Last night Oklahoma became the eighth state to ban affirmative action at public institutions, including colleges and universities. By 59 to 41 percent, voters approved a measure to prohibit racial preferences in state hiring, contracting, and education programs. Although Oklahoma is a conservative state, similar anti-affirmative-action referenda have passed in “blue” states, such as California, Michigan, and Washington. More than one-quarter of America’s high-school population lives in states that have banned racial affirmative-action programs at public colleges.
The vote is noteworthy for a couple of reasons.
For one thing, it underlines the deep and troubling divide between institutions of higher education and the American public on the issue of racial preferences. In the Fisher v. University of Texas litigation, contesting the use of race in college admissions, that is before the U.S. Supreme Court, colleges and higher-education associations have almost all supported the use of racial preferences. By contrast, when put to public referenda, racial preferences have been voted down in six of seven contests. (And where they did prevail, in Colorado in 2008, it was by 50.8 percent to 49.2 percent.)
As Richard Sander and Stuart Taylor Jr. observe in their new book, Mismatch, “We can think of no other public issue in which the leadership class displays such cohesion in the face of a largely opposite view among Americans in general.”
To be sure, public opinion should never be the sole measure of the worthiness of a particular position. But it should give members of the higher-education establishment pause that they are so far out of step with the American public on this question. And colleges should not cavalierly dismiss the larger impact on race relations of policies that explicitly favor underrepresented minority students.
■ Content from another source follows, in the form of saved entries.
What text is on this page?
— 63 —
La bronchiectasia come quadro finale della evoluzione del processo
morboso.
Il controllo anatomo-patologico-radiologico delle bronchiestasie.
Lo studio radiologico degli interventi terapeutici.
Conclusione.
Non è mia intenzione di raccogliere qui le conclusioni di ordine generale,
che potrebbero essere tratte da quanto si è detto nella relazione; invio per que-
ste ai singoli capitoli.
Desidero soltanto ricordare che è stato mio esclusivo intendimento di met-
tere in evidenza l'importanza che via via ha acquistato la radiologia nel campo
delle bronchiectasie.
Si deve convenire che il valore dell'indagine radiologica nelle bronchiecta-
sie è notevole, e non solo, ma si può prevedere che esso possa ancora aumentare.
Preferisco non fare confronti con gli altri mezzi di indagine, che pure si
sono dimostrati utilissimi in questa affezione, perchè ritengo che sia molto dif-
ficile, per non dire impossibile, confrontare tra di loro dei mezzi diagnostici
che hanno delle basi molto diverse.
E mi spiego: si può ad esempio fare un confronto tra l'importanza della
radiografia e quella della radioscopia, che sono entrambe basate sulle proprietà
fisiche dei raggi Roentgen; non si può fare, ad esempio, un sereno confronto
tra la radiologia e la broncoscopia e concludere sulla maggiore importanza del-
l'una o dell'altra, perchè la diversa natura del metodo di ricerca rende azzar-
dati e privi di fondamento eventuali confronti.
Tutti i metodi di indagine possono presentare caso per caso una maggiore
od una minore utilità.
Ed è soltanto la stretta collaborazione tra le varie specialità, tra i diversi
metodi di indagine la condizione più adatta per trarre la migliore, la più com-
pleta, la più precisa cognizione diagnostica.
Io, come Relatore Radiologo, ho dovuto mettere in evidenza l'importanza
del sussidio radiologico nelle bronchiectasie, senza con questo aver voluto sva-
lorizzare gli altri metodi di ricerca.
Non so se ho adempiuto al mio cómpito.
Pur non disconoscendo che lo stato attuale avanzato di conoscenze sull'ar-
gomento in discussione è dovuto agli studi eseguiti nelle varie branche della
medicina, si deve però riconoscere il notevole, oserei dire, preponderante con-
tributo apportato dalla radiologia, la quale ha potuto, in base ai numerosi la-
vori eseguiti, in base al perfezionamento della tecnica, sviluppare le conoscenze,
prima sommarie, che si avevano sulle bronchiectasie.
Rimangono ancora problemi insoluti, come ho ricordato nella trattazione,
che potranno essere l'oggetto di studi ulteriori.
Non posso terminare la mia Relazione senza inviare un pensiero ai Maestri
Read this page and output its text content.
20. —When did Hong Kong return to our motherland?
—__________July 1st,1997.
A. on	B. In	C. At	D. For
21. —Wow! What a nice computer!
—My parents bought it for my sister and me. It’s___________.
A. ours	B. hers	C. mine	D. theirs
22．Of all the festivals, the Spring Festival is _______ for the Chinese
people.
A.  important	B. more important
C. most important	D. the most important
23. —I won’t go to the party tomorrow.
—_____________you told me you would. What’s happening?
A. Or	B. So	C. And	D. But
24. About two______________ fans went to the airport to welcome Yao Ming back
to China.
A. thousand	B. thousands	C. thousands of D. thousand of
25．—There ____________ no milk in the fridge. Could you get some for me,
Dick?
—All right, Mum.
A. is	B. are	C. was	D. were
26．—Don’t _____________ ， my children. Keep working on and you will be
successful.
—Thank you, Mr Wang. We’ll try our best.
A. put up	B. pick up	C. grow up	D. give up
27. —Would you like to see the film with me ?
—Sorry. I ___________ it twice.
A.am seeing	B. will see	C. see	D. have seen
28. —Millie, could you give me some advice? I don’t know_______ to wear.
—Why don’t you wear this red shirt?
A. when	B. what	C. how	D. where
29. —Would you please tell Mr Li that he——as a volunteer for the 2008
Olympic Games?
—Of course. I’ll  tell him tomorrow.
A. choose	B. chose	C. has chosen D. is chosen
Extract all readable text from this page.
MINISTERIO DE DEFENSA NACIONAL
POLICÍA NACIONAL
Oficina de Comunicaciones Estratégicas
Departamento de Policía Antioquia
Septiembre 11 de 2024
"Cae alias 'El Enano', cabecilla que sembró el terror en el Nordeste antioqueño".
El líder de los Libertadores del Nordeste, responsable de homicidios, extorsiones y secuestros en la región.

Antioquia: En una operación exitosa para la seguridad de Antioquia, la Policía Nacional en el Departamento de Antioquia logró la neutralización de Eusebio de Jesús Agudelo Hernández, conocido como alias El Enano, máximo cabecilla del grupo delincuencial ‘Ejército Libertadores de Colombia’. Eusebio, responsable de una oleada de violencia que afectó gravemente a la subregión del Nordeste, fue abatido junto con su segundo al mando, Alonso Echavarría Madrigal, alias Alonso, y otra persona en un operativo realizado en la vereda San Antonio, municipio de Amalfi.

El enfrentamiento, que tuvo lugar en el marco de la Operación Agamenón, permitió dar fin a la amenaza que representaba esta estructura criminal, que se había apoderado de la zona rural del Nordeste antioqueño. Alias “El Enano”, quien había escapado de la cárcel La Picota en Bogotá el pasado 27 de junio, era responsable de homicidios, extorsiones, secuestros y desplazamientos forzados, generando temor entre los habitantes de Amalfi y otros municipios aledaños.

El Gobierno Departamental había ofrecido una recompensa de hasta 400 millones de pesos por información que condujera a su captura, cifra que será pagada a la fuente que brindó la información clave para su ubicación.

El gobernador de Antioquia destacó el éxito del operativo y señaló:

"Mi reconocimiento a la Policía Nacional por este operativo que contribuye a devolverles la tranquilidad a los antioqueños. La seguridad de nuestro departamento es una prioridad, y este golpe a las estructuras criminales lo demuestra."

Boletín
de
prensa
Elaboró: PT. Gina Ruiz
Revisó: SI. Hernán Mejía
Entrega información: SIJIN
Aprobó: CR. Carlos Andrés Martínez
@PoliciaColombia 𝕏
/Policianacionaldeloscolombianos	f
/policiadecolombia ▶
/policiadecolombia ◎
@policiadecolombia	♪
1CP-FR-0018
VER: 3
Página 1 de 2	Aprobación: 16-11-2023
This fall an astounding poll by the Public Religion Research Institute found that among working-class whites, some 60 percent agreed that discrimination against whites had become as big a problem as discrimination against blacks. Surely this finding reflects in some measure public reaction to policies such as racial preference in college admissions, policies that at elite institutions are found to provide the equivalent of a 310-SAT-point boost to African-American applicants.
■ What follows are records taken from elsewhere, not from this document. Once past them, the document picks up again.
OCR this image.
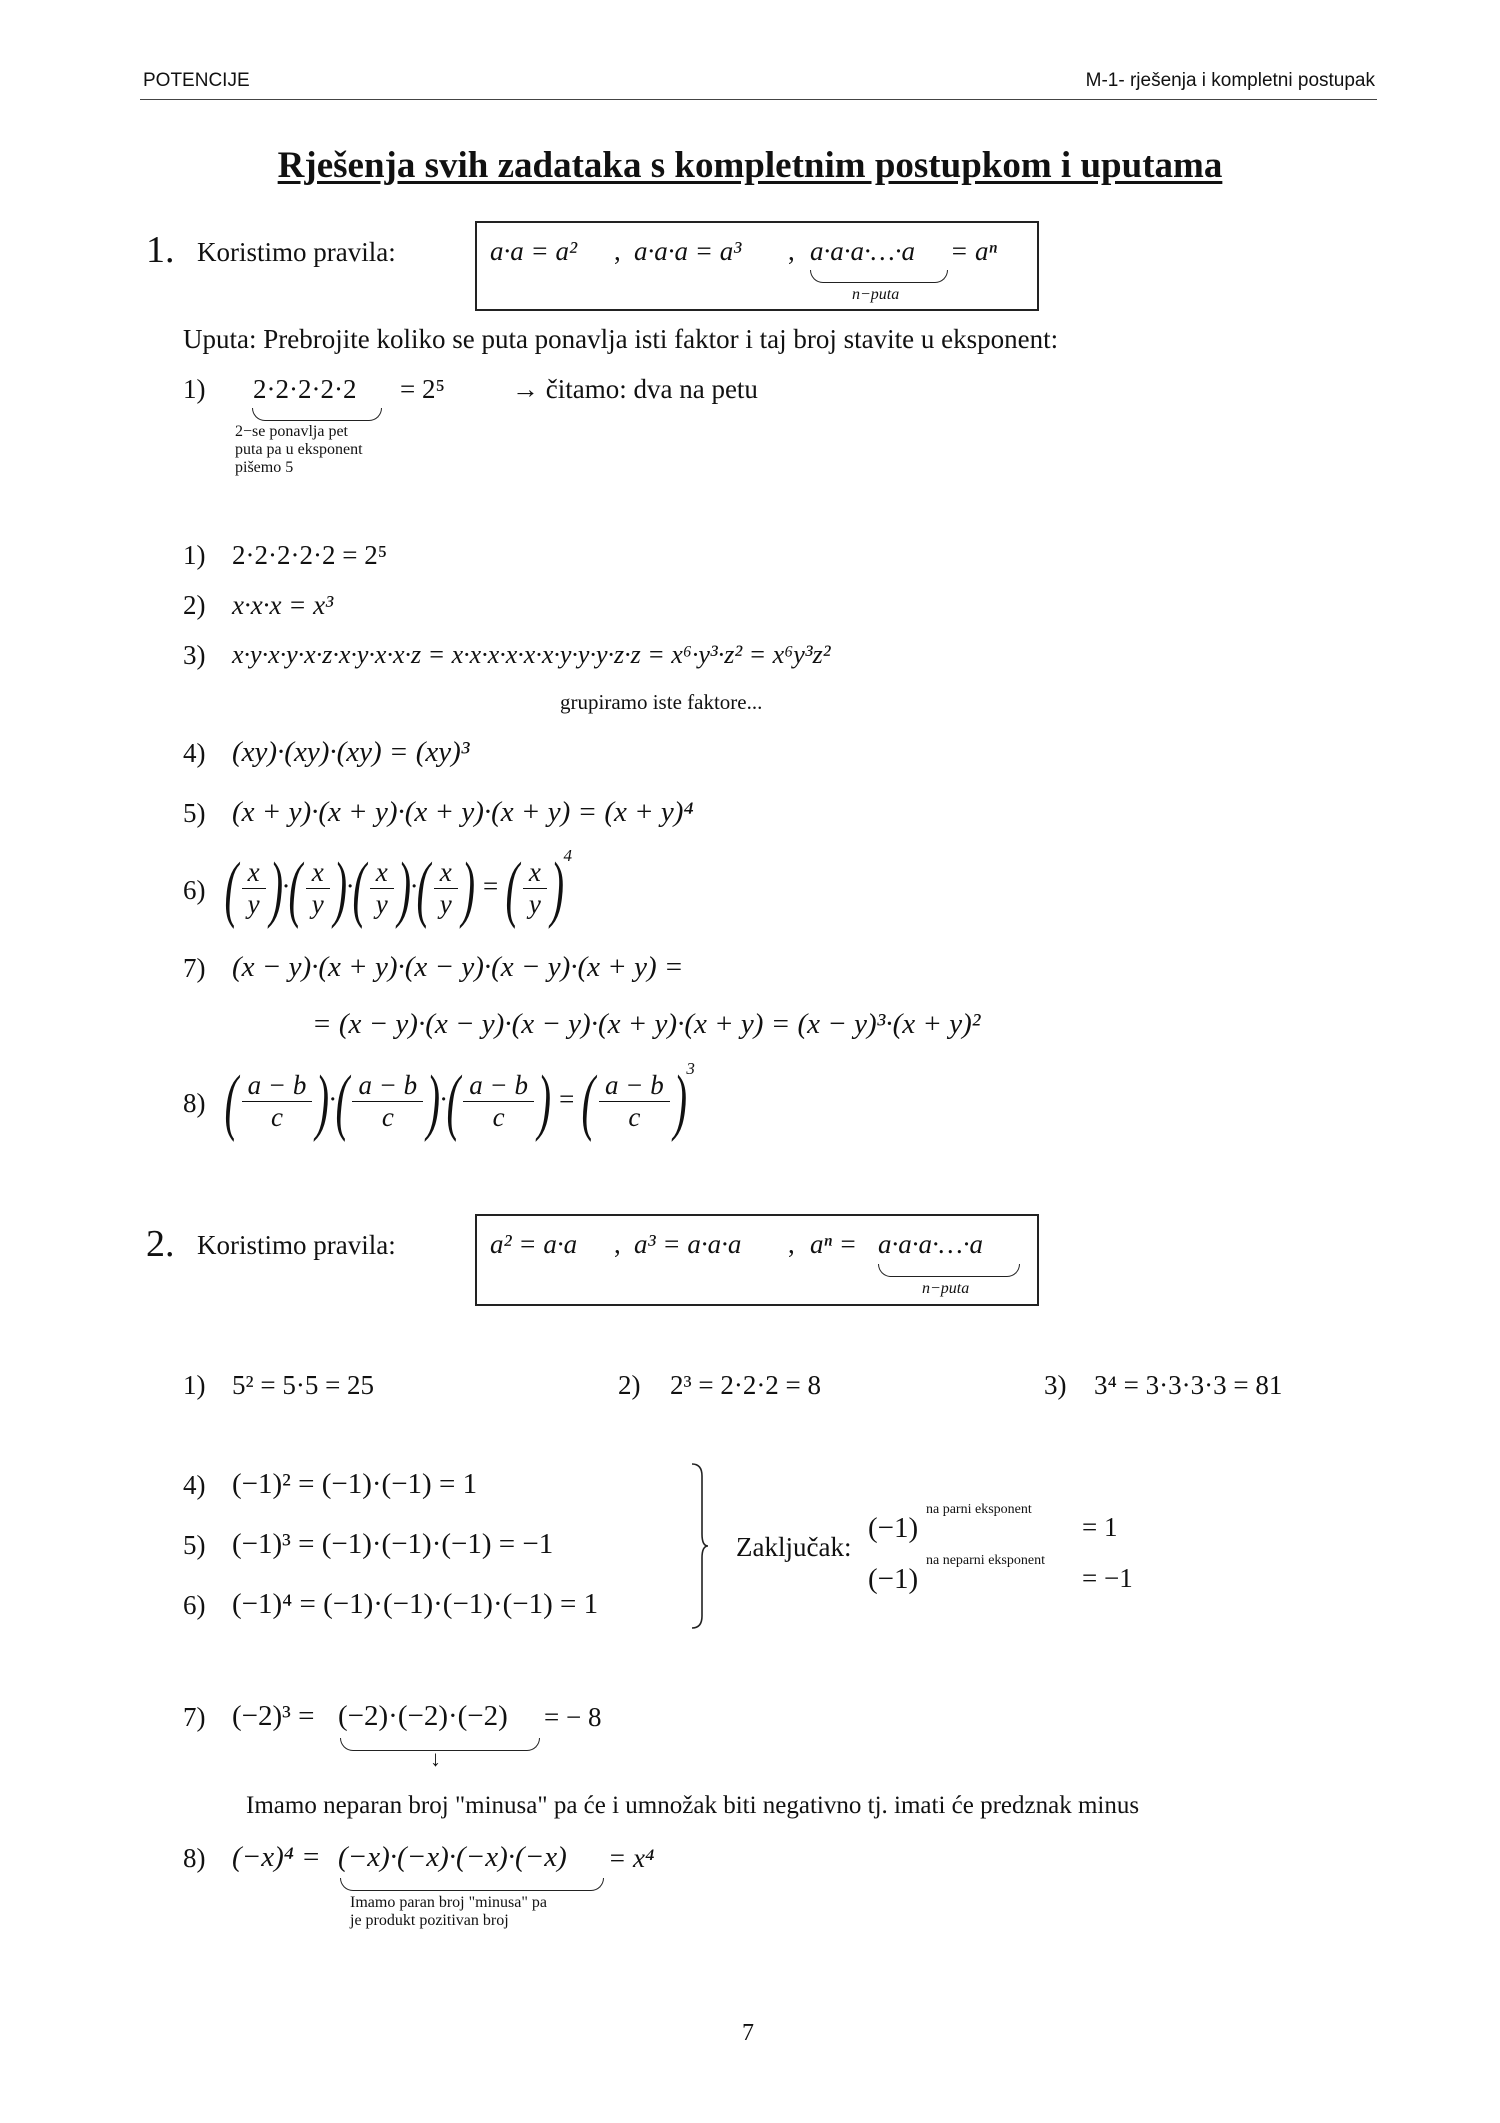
POTENCIJE	M-1- rješenja i kompletni postupak
Rješenja svih zadataka s kompletnim postupkom i uputama
1. Koristimo pravila:	a·a = a² , a·a·a = a³ , a·a·a·…·a = aⁿ
n−puta
Uputa: Prebrojite koliko se puta ponavlja isti faktor i taj broj stavite u eksponent:
1) 2·2·2·2·2 = 2⁵ → čitamo: dva na petu
2−se ponavlja pet
puta pa u eksponent
pišemo 5
1) 2·2·2·2·2 = 2⁵
2) x·x·x = x³
3) x·y·x·y·x·z·x·y·x·x·z = x·x·x·x·x·x·y·y·y·z·z = x⁶·y³·z² = x⁶y³z²
grupiramo iste faktore...
4) (xy)·(xy)·(xy) = (xy)³
5) (x + y)·(x + y)·(x + y)·(x + y) = (x + y)⁴
6) ( $\frac{x}{y}$ )·( $\frac{x}{y}$ )·( $\frac{x}{y}$ )·( $\frac{x}{y}$ ) = ( $\frac{x}{y} )^4$
7) (x − y)·(x + y)·(x − y)·(x − y)·(x + y) =
= (x − y)·(x − y)·(x − y)·(x + y)·(x + y) = (x − y)³·(x + y)²
8) ( $\frac{a - b}{c}$ )·( $\frac{a - b}{c}$ )·( $\frac{a - b}{c}$ ) = ( $\frac{a - b}{c} )^3$
2. Koristimo pravila:	a² = a·a , a³ = a·a·a , aⁿ = a·a·a·…·a
n−puta
1) 5² = 5·5 = 25	2) 2³ = 2·2·2 = 8	3) 3⁴ = 3·3·3·3 = 81
4) (−1)² = (−1)·(−1) = 1
5) (−1)³ = (−1)·(−1)·(−1) = −1
6) (−1)⁴ = (−1)·(−1)·(−1)·(−1) = 1
Zaključak:
(−1)
na parni eksponent
= 1
(−1)
na neparni eksponent
= −1
7) (−2)³ = (−2)·(−2)·(−2) = − 8
↓
Imamo neparan broj "minusa" pa će i umnožak biti negativno tj. imati će predznak minus
8) (−x)⁴ = (−x)·(−x)·(−x)·(−x) = x⁴
Imamo paran broj "minusa" pa
je produkt pozitivan broj
7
Moreover, yesterday’s vote in Oklahoma may have significance beyond the Sooner State, to the extent that it influences the justices’ deliberations in the Fisher case. Finley Peter Dunne’s Mr. Dooley famously quipped that “the Supreme Court follows the election returns.” The aphorism overstates the case, but the Oklahoma vote—and those in other states—may nevertheless be important to the justices in a subtler sense.
Looking at the amicus briefs filed in Fisher, a Supreme Court justice who is inclined to curtail the use of racial preferences might be reluctant to pull the trigger given the overwhelming support for affirmative action from higher-education, business, and civil-rights groups. Indeed, even the Republican presidential candidate, Mitt Romney, failed to raise any issue with President Obama’s strong support for racial preferences in Fisher. This seeming consensus could deter justices from moving quickly against affirmative-action policies. On the other hand, the fact that voters almost always oppose the use of racial preferences could embolden conservative justices to discount establishment opinion on this issue.
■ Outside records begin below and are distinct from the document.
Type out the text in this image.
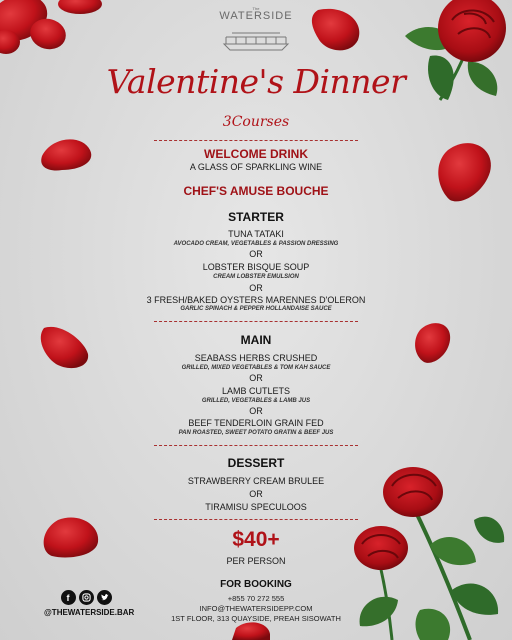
The
WATERSIDE
Valentine's Dinner
3Courses
WELCOME DRINK
A GLASS OF SPARKLING WINE
CHEF'S AMUSE BOUCHE
STARTER
TUNA TATAKI
AVOCADO CREAM, VEGETABLES & PASSION DRESSING
OR
LOBSTER BISQUE SOUP
CREAM LOBSTER EMULSION
OR
3 FRESH/BAKED OYSTERS MARENNES D'OLERON
GARLIC SPINACH & PEPPER HOLLANDAISE SAUCE
MAIN
SEABASS HERBS CRUSHED
GRILLED, MIXED VEGETABLES & TOM KAH SAUCE
OR
LAMB CUTLETS
GRILLED, VEGETABLES & LAMB JUS
OR
BEEF TENDERLOIN GRAIN FED
PAN ROASTED, SWEET POTATO GRATIN & BEEF JUS
DESSERT
STRAWBERRY CREAM BRULEE
OR
TIRAMISU SPECULOOS
$40+
PER PERSON
FOR BOOKING
+855 70 272 555
INFO@THEWATERSIDEPP.COM
1ST FLOOR, 313 QUAYSIDE, PREAH SISOWATH
f
@THEWATERSIDE.BAR
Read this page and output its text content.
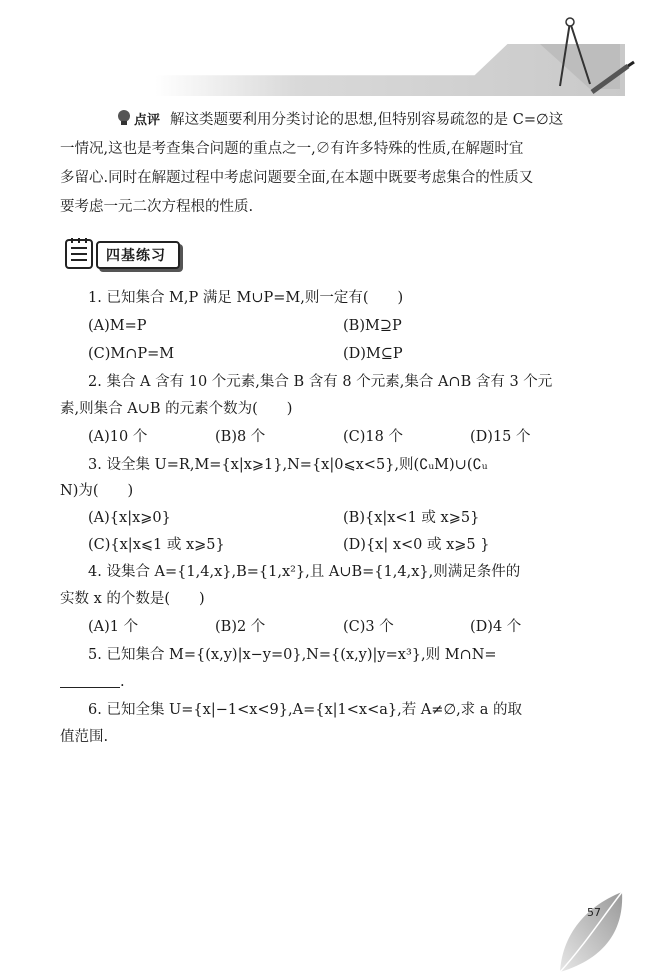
点评 解这类题要利用分类讨论的思想,但特别容易疏忽的是 C=∅这
一情况,这也是考查集合问题的重点之一,∅有许多特殊的性质,在解题时宜
多留心.同时在解题过程中考虑问题要全面,在本题中既要考虑集合的性质又
要考虑一元二次方程根的性质.
四基练习
1. 已知集合 M,P 满足 M∪P=M,则一定有(　　)
(A)M=P	(B)M⊇P
(C)M∩P=M	(D)M⊆P
2. 集合 A 含有 10 个元素,集合 B 含有 8 个元素,集合 A∩B 含有 3 个元
素,则集合 A∪B 的元素个数为(　　)
(A)10 个	(B)8 个	(C)18 个	(D)15 个
3. 设全集 U=R,M={x|x⩾1},N={x|0⩽x<5},则(∁ᵤM)∪(∁ᵤ
N)为(　　)
(A){x|x⩾0}	(B){x|x<1 或 x⩾5}
(C){x|x⩽1 或 x⩾5}	(D){x| x<0 或 x⩾5 }
4. 设集合 A={1,4,x},B={1,x²},且 A∪B={1,4,x},则满足条件的
实数 x 的个数是(　　)
(A)1 个	(B)2 个	(C)3 个	(D)4 个
5. 已知集合 M={(x,y)|x−y=0},N={(x,y)|y=x³},则 M∩N=
.
6. 已知全集 U={x|−1<x<9},A={x|1<x<a},若 A≠∅,求 a 的取
值范围.
57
While Oklahoma voters were not asked to come up with an alternative to affirmative action, a number of public-opinion polls over the years have found that voters do support the idea of colleges’ providing a preference to economically disadvantaged students of all races. And in almost all of the states where racial preferences have been banned, colleges have come up with alternatives that give a leg up to socioeconomically disadvantaged applicants.
Racial preferences are in a vise grip, with referenda on one side and the judiciary on the other. Higher-education officials need to start now to create alternative plans that satisfy both the American public and the Supreme Court’s sense of fairness.
Richard Kahlenberg is a senior fellow at the Century Foundation.